Как же она сейчас должна ненавидеть его? Что должна испытывать по отношению к нему после того, что он с ней делал? Убить, желать смерти — это самое малое… А она? Она не бросает его, осталась ухаживать за ним, отапливает эти комнаты, укрыла своим одеялом. Она была свободной, она не рабыня по своей сути, и было бы предсказуемо то, что она сбежала бы отсюда, вернулась домой. Но она всё делает по-своему… Так, как сама считает нужным…

Бедная, бедная девочка… Способна ли на такое какая другая женщина? Любая, пусть даже римлянка, не германка? Свободная в праве выбора?

Он открыл глаза и снова посмотрел на Рианн. Та уже опять сидела к нему спиной, руки её продёргивали уток, и бронзовые браслеты знакомо позвякивали. Человеком какой силы, какой души надо быть, чтобы пережить то, что пережила она, и полностью не раствориться в ненависти? Она ведь могла убить его в любой другой день! Могла отравить, задушить во сне, воспользоваться ножом! Но всё это время с ним она просто пыталась спрятаться от него, пряталась за работой, избегала здесь, пыталась не позволять ему брать себя в постели. Даже тогда с тем мнимым ребёнком, она просто сбежала, спряталась в храме.

Но он ничего не замечал этого. Работает и ладно, главное, стол готов, вода есть, жаровни горят. Молчит и ладно, главное, не путается под ногами, не спорит. Одежда заштопана, все вещи на местах, полы чистые, свежий хлеб на столе. Склоняешь её к близости — всегда сопротивляется, но стоит чуть нажать, применить силу — сдаётся, через себя переступает, зубами скрипит, но отдаётся. А он всё ждал, глупец, когда же она начнёт сама отдаваться ему, когда захочет сама этого, когда же начнёт изнывать от страсти под ним.

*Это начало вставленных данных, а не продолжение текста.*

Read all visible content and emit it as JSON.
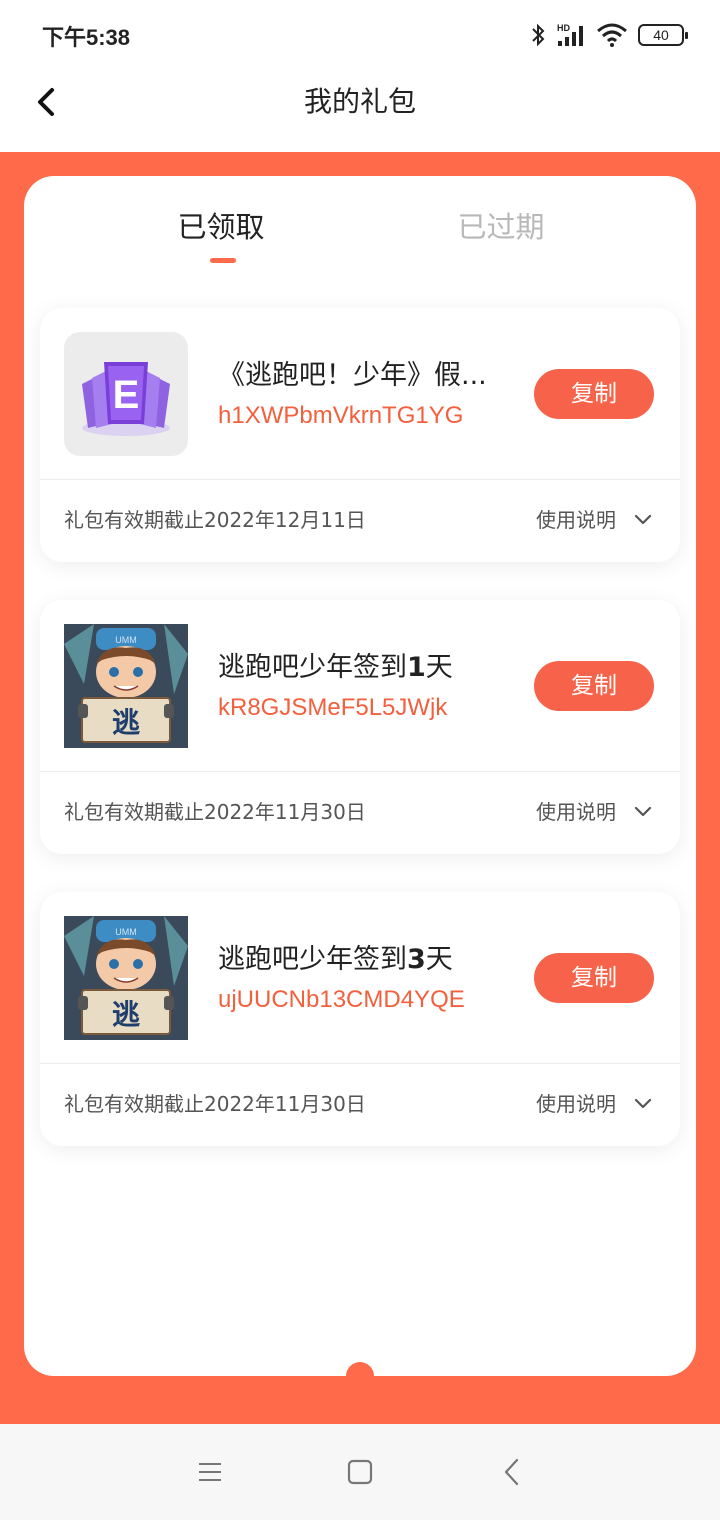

От всего этого заболела голова, снова начался жар, сердце бешено стучало в груди, всё тело пылало огнём, во рту пересохло, но Марк не звал её, лежал и смотрел в потолок, слушал, как монотонно работает ткацкий станок. Они никогда толком и не разговаривали нормально, бывали дни, когда вообще и она, и он молчали, пара дежурных фраз и всё. Что творится у неё на сердце, что в голове, он никогда особо и не задумывался.